En lisant du Lindon – à propos de Moi, qui que je sois
J’ai lu le livre de Mathieu Lindon en entier. Pas en entier-entier, quand même, il ne faut rien exagérer, plutôt en entier comme Proust, en sautant des pages quand c’était trop bien parce que ça m’énervait, tant de prouesse, moi qui n’ai jamais su prendre la plume fictive que pour me ficher de la littérature et écrire, en substance délayée : « merde à celui qui le lira » – et donc ça ne plaisait pas. J’avais une amie dessinatrice qui plaisantait d’une autre, jadis : « Elle a trop de talent, il faut lui couper les doigts ». Quelques années après, elle a arrêté de dessiner.

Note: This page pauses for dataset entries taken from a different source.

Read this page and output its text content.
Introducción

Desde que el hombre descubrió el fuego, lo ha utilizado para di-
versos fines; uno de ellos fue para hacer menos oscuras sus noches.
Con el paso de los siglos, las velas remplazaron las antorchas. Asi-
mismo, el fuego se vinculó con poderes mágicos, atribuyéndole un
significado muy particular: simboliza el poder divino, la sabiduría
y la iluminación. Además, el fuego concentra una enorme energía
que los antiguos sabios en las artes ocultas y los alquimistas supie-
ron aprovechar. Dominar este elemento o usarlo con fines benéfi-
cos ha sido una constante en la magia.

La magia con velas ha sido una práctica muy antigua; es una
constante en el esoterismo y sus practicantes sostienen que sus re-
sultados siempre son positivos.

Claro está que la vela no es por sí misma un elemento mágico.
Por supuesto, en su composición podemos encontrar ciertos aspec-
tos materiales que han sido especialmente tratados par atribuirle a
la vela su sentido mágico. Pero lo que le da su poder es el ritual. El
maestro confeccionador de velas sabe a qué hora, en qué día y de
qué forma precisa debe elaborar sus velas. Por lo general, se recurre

Je n’ai pas lu le dernier Lindon en entier-entier tout en le lisant d’un bout à l’autre comme on fait avec les romans de Blanchot, parce que je m’arrêtais régulièrement pour reprendre contact avec la vie réelle (la vaisselle, Tik Tok, les copies à corriger, des courriers comminatoires de débiteurs adressés à mon frère mort comme s’il était vivant, etc.) et voir l’effet que cela faisait. Et donc, je laissais infuser le livre de Mathieu Lindon dans la vaisselle, Tik Tok, les copies et mon frère mort, j’en sirotais des gorgées, je prenais une bolée d’apnée par moment, j’y restais quelques heures ou dix minutes avant de me lever pour éteindre la cafetière.
Je me piquais au livre de Mathieu Lindon tant et si bien qu’il m’était impossible de le lire en entier, puisque chaque fix provoquait une narcose du présent, et l’ensemble (moi-le livre-la chambre de Proust) était plein de trous.

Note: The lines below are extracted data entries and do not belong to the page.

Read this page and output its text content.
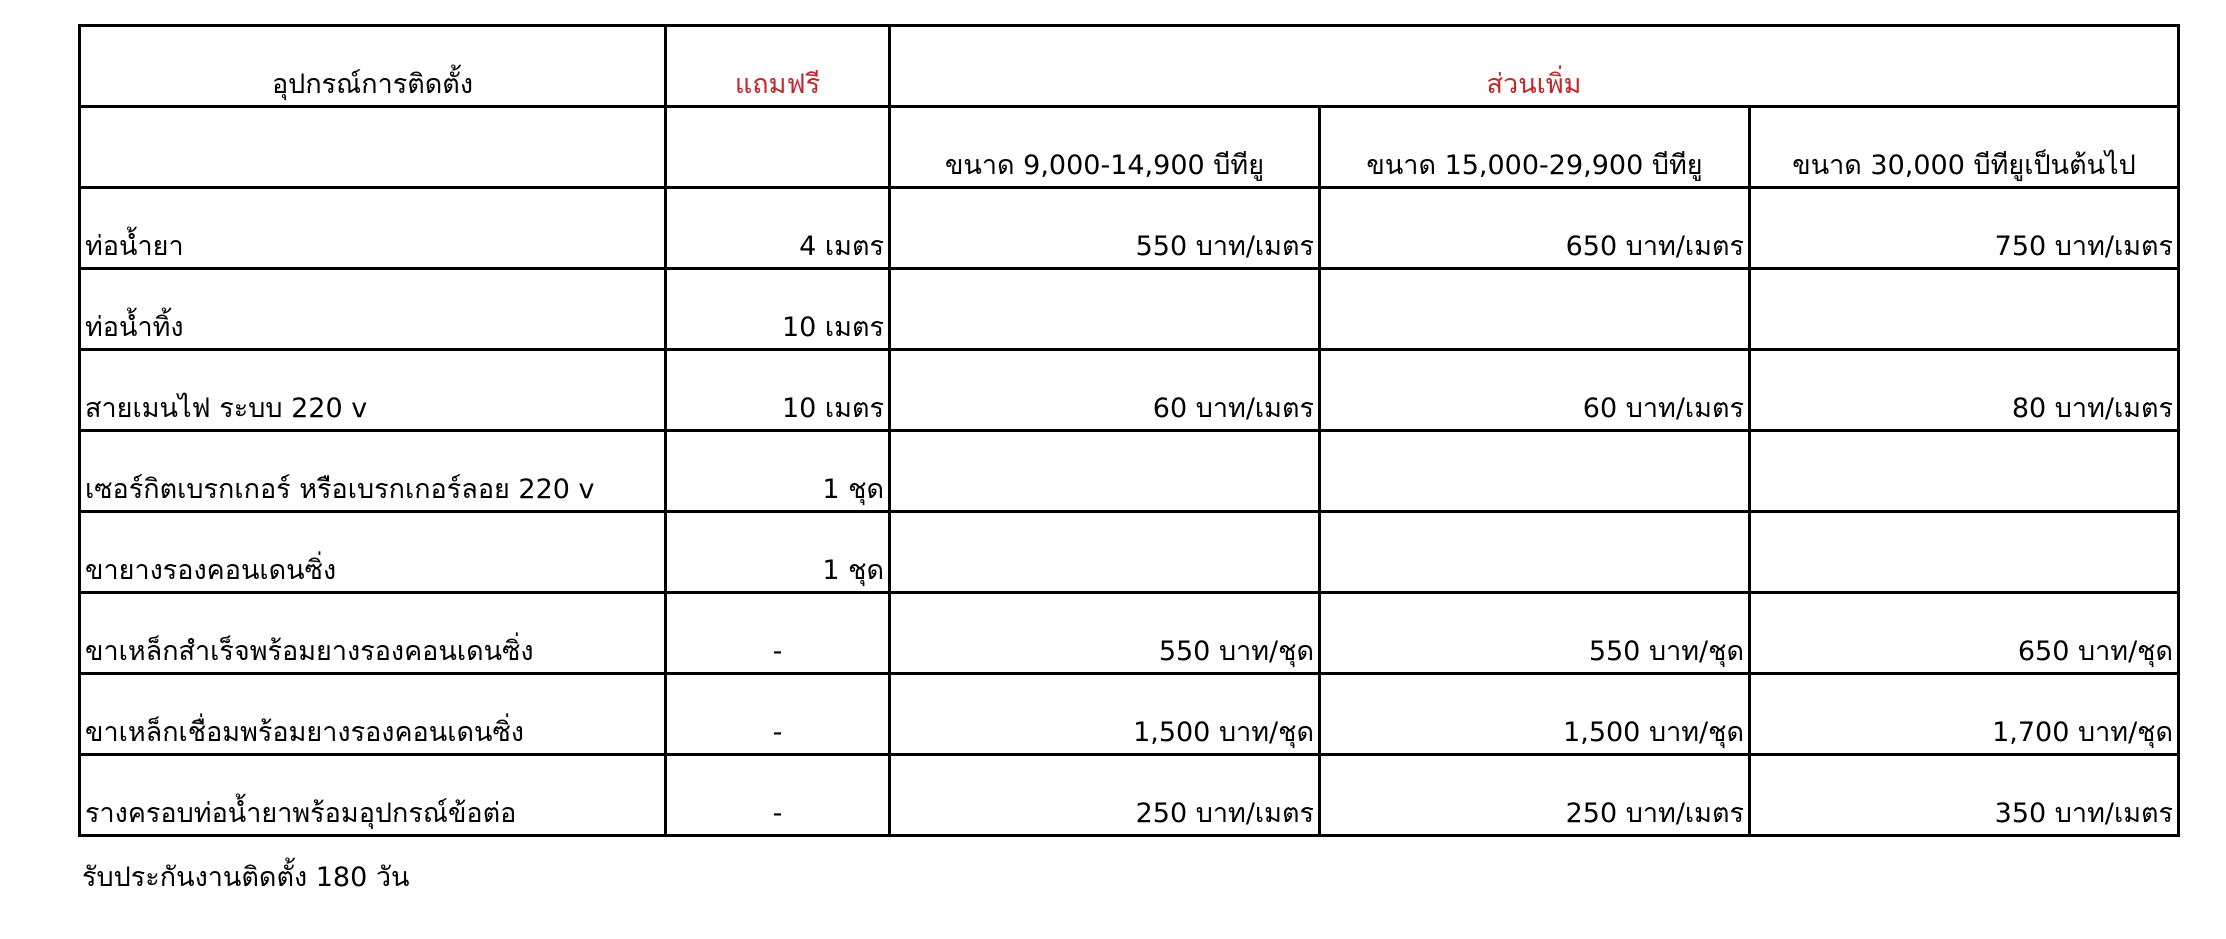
อุปกรณ์การติดตั้ง	แถมฟรี	ส่วนเพิ่ม		
		ขนาด 9,000-14,900 บีทียู	ขนาด 15,000-29,900 บีทียู	ขนาด 30,000 บีทียูเป็นต้นไป
ท่อน้ำยา	4 เมตร	550 บาท/เมตร	650 บาท/เมตร	750 บาท/เมตร
ท่อน้ำทิ้ง	10 เมตร			
สายเมนไฟ ระบบ 220 v	10 เมตร	60 บาท/เมตร	60 บาท/เมตร	80 บาท/เมตร
เซอร์กิตเบรกเกอร์ หรือเบรกเกอร์ลอย 220 v	1 ชุด			
ขายางรองคอนเดนซิ่ง	1 ชุด			
ขาเหล็กสำเร็จพร้อมยางรองคอนเดนซิ่ง	-	550 บาท/ชุด	550 บาท/ชุด	650 บาท/ชุด
ขาเหล็กเชื่อมพร้อมยางรองคอนเดนซิ่ง	-	1,500 บาท/ชุด	1,500 บาท/ชุด	1,700 บาท/ชุด
รางครอบท่อน้ำยาพร้อมอุปกรณ์ข้อต่อ	-	250 บาท/เมตร	250 บาท/เมตร	350 บาท/เมตร
รับประกันงานติดตั้ง 180 วัน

J’ai failli ne pas lire en entier le livre de Mathieu Lindon parce que j’ai toujours un peu de mal, quand une énigme est au cœur du moteur, fût-il immobile, à finir car après c’est triste, il n’y a plus rien. Il faudrait que cela ne termine jamais. Et puis j’ai toujours une curiosité qui me semble obscène à voir comment l’auteur.e va refermer son texte.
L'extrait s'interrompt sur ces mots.